Add functionality to TRT backend (#1753)

gs-olive · facebook-github-bot · commit 30a3c4a94797 · 2023-07-21T17:34:48.000-07:00
Summary: - Add argument parsing for backend arguments to be passed to Torch-TRT - Add capability to specify IR and other Torch-TRT fields via command line interface - Add functionality to compilation path and clean up code cc: narendasan Pull Request resolved: #1753 Reviewed By: FindHao Differential Revision: D47682302 Pulled By: xuzhao9 fbshipit-source-id: 4f1a17db1b44908aa564099c8afcc55fb7fdb0df
diff --git a/torchbenchmark/util/backends/trt.py b/torchbenchmark/util/backends/trt.py
@@ -1,26 +1,68 @@
 from typing import List
 import torch
+import argparse
 
-from torchbenchmark.util.backends import create_backend 
+from torchbenchmark.util.backends import create_backend
 from torchbenchmark.util.env_check import is_hf_model
 
+
+def parse_torch_trt_args(backend_args: List[str]):
+    """Parses CLI-provided backend arguments to extract Torch-TRT keywords
+
+    Returns kwargs dictionary and remainder arguments which were unrecognized
+    """
+    arg_parser = argparse.ArgumentParser()

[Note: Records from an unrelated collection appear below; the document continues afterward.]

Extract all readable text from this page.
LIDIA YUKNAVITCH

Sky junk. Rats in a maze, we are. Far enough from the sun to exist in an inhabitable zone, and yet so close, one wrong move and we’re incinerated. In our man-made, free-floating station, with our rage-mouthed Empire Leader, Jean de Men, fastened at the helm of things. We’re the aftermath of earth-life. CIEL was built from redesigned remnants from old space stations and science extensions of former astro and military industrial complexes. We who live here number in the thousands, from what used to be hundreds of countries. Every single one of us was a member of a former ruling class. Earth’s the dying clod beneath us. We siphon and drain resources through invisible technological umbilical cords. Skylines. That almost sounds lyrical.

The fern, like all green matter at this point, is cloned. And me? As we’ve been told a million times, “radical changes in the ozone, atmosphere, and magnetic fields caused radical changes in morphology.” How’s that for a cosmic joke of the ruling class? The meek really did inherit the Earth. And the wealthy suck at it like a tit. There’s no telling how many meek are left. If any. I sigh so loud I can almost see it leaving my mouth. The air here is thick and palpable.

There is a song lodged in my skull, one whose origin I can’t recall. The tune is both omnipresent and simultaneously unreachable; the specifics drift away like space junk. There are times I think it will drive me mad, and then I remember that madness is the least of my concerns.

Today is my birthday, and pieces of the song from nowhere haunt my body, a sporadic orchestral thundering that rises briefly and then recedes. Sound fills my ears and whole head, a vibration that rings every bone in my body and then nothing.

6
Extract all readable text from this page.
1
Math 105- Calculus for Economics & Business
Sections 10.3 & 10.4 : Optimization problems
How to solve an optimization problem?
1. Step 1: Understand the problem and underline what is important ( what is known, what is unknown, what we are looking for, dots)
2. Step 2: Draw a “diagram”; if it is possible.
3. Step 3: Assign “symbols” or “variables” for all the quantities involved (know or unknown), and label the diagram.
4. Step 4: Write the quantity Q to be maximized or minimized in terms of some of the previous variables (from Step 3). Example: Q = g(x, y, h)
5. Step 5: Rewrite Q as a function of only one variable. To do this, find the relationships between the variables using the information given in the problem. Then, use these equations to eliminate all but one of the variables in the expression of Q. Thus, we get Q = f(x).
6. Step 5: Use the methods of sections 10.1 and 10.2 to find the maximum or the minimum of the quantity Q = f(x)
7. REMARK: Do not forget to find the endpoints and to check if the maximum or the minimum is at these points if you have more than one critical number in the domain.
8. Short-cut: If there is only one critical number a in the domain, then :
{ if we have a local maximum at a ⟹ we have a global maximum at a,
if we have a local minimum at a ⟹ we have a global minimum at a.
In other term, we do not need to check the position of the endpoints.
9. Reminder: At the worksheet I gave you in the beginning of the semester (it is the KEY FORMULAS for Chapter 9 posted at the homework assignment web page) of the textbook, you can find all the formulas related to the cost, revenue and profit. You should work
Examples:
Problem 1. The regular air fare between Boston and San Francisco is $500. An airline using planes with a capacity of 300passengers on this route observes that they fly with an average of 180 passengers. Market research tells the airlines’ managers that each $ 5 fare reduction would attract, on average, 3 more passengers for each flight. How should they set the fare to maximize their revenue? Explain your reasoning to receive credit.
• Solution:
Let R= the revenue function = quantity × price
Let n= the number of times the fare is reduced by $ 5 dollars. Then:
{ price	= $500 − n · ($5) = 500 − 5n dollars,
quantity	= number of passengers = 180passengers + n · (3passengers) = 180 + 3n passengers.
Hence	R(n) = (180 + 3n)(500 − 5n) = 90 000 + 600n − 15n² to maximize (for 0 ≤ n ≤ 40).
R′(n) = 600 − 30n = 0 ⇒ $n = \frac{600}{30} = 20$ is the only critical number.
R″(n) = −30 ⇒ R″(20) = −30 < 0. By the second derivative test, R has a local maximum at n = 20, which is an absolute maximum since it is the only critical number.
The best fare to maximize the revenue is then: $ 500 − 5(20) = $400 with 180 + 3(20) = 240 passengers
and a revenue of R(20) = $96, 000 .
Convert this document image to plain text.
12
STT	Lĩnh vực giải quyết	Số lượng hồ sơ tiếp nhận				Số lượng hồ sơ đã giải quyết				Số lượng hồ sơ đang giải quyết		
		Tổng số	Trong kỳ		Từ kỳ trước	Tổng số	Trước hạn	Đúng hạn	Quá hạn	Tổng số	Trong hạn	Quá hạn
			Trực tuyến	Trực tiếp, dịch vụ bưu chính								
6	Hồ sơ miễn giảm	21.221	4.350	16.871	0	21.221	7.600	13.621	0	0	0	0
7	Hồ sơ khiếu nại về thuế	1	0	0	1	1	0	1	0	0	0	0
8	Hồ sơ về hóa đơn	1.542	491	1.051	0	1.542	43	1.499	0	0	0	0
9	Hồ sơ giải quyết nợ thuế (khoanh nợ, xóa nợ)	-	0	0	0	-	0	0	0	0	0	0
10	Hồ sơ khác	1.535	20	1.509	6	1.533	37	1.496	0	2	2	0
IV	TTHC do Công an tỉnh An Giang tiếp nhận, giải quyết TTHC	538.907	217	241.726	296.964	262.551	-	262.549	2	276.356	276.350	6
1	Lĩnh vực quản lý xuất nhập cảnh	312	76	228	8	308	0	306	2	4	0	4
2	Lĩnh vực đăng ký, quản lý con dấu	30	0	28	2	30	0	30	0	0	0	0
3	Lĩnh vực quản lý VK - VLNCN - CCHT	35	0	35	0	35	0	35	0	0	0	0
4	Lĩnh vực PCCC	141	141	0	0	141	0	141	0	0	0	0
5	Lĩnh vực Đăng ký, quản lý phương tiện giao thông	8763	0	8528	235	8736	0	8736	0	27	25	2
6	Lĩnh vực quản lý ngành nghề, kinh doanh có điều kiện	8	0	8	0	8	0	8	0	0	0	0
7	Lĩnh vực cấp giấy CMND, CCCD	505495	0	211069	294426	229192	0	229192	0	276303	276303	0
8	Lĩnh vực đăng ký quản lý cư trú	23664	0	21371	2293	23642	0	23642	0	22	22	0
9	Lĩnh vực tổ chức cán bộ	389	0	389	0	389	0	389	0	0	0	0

+    arg_parser.add_argument(
+        "--truncate_long_and_double",
+        default=None,
+        action="store_true",
+        help="Whether to automatically truncate long and double operations",
+    )
+    arg_parser.add_argument(
+        "--workspace_size", type=int, help="Size of workspace allotted to TensorRT"
+    )
+    arg_parser.add_argument(
+        "--min_block_size",
+        type=int,
+        help="Minimum number of operations in an accelerated TRT block",
+    )
+    arg_parser.add_argument(
+        "--ir",
+        type=str,
+        help="Which internal representation to use: {'ts', 'dynamo_compile', 'fx_ts_compat', ...}",
+    )
+    args, unknown = arg_parser.parse_known_args(backend_args)
+
+    # Remove unspecified arguments from the args dictionary
+    # (Only pass through user-specified args)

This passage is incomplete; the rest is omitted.